When Good Scripts Go Bad
This week, an incident happened with Knight Capital when their “trading algorithms” allegedly cost the firm hundreds of millions of dollars. Within hours of the story, various camps have been quick to denounce the algorithms and the automation that was supposed to save the day. Of course, the problem is in automation, because automation is supposed to reduce errors and prevent outages and boost security and mitigate risks and improve the bottom line and make ice cream sundaes with a cherry on top. Except when it doesn’t, and now this latest mishap only adds to the argument against such automated practices.
The challenge is that, automation does not reduce errors like some magical fairy dust. People have rallied around it without realizing some the side effects, especially when the starting points of so many automated tasks may be severely flawed to begin with. Automation will not clean up your mess, and more importantly, it absolutely removes some of the safety controls that were once present in the manual and belabored efforts. The elimination of small and frequent interactive human touches — where the same small and frequent errors are injected — means that now, one singular mistake may be replicated through the whole and the magnitude of such a singular mistake is magnified many folds.

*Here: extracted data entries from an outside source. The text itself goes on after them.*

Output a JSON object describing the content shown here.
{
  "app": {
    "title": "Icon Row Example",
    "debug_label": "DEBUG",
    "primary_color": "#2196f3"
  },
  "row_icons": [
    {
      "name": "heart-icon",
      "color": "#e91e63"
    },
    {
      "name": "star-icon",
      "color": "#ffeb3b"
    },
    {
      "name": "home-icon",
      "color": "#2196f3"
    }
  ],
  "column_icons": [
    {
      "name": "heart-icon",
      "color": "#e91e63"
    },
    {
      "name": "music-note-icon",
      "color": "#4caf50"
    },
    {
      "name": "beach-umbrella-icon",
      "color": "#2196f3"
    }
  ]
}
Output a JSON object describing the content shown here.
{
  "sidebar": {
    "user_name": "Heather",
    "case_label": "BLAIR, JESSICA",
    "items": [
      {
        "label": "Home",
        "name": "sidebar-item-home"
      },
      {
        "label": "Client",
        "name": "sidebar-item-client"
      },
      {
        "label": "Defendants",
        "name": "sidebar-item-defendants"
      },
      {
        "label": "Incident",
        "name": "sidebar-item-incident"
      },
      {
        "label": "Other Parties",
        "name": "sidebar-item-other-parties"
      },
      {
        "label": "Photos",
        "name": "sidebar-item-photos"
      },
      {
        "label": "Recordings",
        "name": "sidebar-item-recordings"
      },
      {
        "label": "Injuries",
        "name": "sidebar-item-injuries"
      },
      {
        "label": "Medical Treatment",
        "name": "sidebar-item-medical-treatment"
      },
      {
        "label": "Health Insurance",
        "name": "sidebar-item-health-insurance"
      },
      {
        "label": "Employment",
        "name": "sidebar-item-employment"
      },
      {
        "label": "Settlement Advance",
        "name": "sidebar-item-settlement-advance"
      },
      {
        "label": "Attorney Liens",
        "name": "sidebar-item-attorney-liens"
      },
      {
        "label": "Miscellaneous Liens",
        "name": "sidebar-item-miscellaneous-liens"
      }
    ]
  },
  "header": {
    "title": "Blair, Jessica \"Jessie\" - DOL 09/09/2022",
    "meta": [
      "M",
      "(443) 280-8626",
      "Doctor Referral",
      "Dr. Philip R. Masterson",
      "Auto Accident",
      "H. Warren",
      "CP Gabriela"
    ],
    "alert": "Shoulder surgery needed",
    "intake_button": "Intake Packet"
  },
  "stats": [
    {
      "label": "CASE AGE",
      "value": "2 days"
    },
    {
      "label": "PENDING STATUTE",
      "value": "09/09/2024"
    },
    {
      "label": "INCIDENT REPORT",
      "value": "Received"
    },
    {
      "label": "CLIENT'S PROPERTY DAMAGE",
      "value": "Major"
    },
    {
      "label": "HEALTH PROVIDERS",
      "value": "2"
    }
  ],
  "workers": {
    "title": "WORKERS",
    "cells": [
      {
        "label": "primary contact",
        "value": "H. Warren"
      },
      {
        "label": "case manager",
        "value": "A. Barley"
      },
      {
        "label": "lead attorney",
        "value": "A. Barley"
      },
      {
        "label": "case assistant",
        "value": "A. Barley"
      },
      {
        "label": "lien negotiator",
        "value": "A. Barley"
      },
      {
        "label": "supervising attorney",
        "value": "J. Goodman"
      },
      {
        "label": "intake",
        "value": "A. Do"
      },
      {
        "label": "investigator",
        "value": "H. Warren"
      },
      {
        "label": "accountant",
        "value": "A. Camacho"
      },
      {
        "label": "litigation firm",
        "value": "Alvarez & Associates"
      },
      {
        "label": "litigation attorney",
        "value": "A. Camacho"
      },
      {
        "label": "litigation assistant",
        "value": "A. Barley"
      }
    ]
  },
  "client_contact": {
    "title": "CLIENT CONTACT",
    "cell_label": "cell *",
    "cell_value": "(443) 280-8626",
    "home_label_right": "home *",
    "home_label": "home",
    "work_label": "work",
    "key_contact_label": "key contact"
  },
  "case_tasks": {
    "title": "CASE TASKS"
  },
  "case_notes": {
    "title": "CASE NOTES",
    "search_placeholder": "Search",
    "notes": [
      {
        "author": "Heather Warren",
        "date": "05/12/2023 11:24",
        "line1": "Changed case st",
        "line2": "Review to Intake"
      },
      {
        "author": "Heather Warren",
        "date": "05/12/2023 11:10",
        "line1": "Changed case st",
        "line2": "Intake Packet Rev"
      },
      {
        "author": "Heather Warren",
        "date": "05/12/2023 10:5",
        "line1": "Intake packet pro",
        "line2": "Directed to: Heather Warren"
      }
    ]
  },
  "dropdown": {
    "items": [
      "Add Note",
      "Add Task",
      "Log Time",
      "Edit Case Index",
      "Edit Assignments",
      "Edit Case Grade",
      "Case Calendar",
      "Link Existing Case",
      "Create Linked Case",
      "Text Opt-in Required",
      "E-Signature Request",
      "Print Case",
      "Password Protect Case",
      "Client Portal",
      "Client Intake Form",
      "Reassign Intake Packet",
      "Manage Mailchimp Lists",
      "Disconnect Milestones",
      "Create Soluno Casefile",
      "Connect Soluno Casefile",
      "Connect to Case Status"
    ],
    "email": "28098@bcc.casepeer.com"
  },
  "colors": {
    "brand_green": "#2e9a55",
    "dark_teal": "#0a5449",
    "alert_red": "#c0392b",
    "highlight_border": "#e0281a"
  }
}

Fewer small problems, but boy, the one problem will likely be HUGE. Automation’s strength aligns with speed, scale and cost reduction. “Doing it wrong” is a human mistake, and not a weakness of automation. The computer is literal, it is doing exactly as you commanded it to. As a tool, automation must be used to increase coverage, like in QA, and not for simple laziness, believing that the tools will manage themselves.
The duality of being great at engineering is that there is absolutely no recognition — sometimes, not even a nod from the direction of the software team themselves — on achieving a spectacular milestone. However, the Spanish Inquisition will assuredly arrive to find facts on behalf of the management team if things ever go awry. The level of ensuing finger-pointing is directly proportional to the level of publicity such a going-astray commands. Remember, by that time, it’s not really about identifying causality as much as channeling the embarrassment or anger onto some deflective path, as to avoid the painful introspection [ or revelation ] on what truly went wrong. Identifying human errors takes effort, gumption and a heaping bowl of humility. The easier out is to un-shoulder the responsibility onto systems and processes — oh especially automation — because that’s surely where the mistakes were made. If it was up to me, I’d still double-down on automation. The alternative is not the answer.